Um salto para a independência profissional

“Aprender um novo idioma é um processo que leva tempo. As oportunidades ou as necessidades, entretanto, aparecem sempre de surpresa.”

Essa é a premissa da Lucélia Souza, de 41 anos, que é moradora de Cachoeirinha e há seis anos se dedica exclusivamente ao ensino de idiomas de forma particular e autônoma. A professora possui  experiência no ensino da Língua Inglesa e trabalhou quase três anos no ensino público estadual e em escolas particulares de idioma. No entanto, em determinado momento de sua vida, por não se sentir feliz e valorizada, decidiu embarcar na aventura de empreender.

Um dos maiores desafios que Lucélia precisou enfrentar foi o pessimismo alheio, principalmente, por ser servidora pública do estado. Frases como “tu é louca”, “não acredito que vai abrir mão do plano de saúde” e “talvez tu te arrependa” eram comuns nas conversas  naquele período. Hoje, Lucélia se orgulha por não ter dado importância para o que as pessoas diziam, ela sabia que um dos motivos que a fazia usar o plano de saúde era a insatisfação com sua vida profissional naquele momento. “Eu dizia ‘hoje eu preciso do plano porque eu estou infeliz no meu trabalho, desse jeito de trabalhar’. E mesmo quando eu falei que ia largar [o trabalho de servidora pública] já tendo um novo planejamento, as pessoas questionavam e hoje, graças a Deus, eu estou bem mais satisfeita”, esclarece.

Qualificação e inovação

Hoje, além de lecionar presencialmente em um espaço próprio, Lucélia também oferece aulas através da plataforma Skype que, segundo ela, garante benefícios infinitos. “Eu tenho a possibilidade de trabalhar com o aluno que está ocupado o dia inteiro e que de noite quer estar em casa, sem falar também nos gastos com locomoção que são inexistentes”, afirma a professora. Ela explica que o proposta deste trabalho é a busca de resultados: “Eu quero que meu aluno chegue ao seu objetivo o mais rápido possível”. Neste sentido, em sua ideia de empreendedorismo, ela destaca a adequação ao mercado e a inovação com o uso de novas ferramentas e novos métodos.
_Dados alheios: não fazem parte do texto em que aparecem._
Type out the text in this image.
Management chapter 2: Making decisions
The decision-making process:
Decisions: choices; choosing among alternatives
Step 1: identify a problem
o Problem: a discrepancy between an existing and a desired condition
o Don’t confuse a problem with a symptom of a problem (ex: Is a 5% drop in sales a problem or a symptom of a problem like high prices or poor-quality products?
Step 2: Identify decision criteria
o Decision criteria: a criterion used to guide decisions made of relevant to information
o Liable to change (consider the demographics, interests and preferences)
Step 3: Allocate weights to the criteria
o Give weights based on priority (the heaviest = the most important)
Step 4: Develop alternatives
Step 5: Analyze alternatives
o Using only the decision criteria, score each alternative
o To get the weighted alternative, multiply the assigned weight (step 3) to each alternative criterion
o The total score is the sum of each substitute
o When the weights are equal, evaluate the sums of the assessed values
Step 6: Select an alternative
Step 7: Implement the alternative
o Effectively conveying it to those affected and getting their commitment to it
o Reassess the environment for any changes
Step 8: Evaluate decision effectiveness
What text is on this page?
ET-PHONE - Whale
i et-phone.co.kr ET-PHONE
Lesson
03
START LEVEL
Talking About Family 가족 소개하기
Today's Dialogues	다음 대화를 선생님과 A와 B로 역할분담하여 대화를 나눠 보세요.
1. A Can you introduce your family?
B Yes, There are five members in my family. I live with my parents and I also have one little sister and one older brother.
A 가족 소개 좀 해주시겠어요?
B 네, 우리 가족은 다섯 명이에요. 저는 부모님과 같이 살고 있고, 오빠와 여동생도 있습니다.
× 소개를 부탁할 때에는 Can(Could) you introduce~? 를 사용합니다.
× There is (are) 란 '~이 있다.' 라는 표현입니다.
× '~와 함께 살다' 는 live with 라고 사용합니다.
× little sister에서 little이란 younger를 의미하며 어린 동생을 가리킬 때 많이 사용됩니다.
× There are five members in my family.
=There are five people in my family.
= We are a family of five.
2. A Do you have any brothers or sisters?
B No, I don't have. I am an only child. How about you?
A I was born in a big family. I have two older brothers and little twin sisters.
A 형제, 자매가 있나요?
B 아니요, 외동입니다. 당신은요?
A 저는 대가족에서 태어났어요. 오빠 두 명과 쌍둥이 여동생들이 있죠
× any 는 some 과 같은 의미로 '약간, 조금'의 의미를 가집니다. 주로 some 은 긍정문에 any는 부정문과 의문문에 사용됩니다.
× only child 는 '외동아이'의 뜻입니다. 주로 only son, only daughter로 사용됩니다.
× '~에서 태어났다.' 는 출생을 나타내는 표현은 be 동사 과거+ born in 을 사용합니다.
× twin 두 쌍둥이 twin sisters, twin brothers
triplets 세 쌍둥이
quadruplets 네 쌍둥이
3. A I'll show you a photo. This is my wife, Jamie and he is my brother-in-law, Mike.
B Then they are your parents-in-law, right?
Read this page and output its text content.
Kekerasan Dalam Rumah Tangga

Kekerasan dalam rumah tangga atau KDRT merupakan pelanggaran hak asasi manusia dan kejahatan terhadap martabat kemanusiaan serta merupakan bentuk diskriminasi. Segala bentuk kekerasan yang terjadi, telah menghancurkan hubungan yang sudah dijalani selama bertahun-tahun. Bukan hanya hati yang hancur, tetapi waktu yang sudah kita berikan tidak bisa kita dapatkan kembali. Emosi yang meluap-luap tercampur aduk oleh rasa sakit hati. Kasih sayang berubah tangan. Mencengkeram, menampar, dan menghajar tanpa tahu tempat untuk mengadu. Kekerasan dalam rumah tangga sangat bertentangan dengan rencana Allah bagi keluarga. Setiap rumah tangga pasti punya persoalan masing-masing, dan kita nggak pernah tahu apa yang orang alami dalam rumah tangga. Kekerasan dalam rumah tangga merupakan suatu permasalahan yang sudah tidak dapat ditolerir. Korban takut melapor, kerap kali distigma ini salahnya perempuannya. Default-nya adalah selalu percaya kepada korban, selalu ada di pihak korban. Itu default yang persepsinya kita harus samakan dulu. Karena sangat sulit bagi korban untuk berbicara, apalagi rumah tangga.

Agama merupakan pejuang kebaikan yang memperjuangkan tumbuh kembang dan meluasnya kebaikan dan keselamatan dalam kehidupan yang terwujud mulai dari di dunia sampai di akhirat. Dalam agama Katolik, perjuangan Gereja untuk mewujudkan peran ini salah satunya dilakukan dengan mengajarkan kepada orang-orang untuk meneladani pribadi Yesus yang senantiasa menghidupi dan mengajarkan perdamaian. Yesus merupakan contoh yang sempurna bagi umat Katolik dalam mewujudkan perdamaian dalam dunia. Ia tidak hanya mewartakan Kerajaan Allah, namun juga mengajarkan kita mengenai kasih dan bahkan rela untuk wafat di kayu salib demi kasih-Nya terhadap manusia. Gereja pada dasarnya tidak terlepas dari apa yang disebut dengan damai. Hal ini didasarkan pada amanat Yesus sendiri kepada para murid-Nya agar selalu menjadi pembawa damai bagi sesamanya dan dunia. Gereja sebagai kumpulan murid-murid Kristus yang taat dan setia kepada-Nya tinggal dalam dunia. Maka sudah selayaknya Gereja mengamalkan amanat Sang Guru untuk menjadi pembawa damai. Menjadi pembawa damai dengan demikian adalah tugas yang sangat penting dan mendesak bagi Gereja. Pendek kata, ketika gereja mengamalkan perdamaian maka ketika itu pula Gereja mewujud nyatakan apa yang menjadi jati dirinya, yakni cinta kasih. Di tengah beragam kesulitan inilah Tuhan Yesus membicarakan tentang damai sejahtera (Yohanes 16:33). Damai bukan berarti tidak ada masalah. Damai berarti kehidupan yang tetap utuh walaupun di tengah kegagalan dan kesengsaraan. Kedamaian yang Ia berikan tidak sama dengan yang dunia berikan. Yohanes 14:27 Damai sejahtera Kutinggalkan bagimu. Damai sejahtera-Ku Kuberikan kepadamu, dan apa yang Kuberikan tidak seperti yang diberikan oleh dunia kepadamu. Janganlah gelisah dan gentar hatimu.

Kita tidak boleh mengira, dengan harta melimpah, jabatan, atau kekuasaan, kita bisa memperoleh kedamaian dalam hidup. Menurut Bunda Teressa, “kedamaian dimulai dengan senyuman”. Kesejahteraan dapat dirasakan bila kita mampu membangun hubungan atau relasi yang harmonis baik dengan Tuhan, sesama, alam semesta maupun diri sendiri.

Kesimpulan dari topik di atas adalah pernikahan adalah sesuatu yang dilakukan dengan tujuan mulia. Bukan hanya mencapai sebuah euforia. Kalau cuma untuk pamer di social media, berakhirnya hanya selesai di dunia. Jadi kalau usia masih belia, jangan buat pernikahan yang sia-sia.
Todavia, não foi sempre nesse cenário que Lucélia trabalhou. No início de sua carreira como professora independente, um dos desafios era gerenciar a questão do deslocamento, uma vez que, sem ter um espaço físico próprio na época, ela ia até os alunos. Como ela lembra, havia momentos em que, no mesmo dia, tinha que lecionar em Canoas, Gravataí e Porto Alegre. Em contrapartida, não lhe faltaram clientes. “Clientela mesmo não foi difícil encontrar porque, quando eu trabalhava em escolas, eu atendia os alunos, em paralelo, de forma particular”, completa. Desde este período, sempre focou em sua profissionalização, o que ela destaca como um “grande desafio”, principalmente, de quem é profissional autônomo e deseja melhorar.

Ao se ver infeliz trabalhando de carteira assinada, Lucélia decidiu se tornar professora de idiomas autônoma e hoje é realizada no que faz. Foto: Aponte Jornalismo Independente
Os conselhos práticos de uma empreendedora

Quando questionada sobre quais conselhos teria para uma mulher que deseja empreender, Lucélia destaca que existem diversas fontes de conhecimento. “Livros de negócios, sites, troca de ideias em blogs ou grupos de pessoas que estão buscando empreender. A mulher tem muito potencial e um leque grande independente se ela estudou muito ou não porque é possível trabalhar com muitas coisas”. A professora também ressalta que procurar alternativas para organizar o tempo de quem trabalha em casa é importante. Como completa, muitas vezes, é necessário delegar tarefas e encontrar formas de facilitar o dia a dia tendo como objetivo focar na produtividade.

Como planos futuro, a professora deseja ampliar as parcerias de trabalho. Hoje seu foco é no inglês, no português para estrangeiros e, para o público em geral, e  eventualmente espanhol. Além disso, Lucélia planeja gravar vídeos e implantar a metodologia blending, um método de ensino híbrido entre aulas presenciais e virtuais.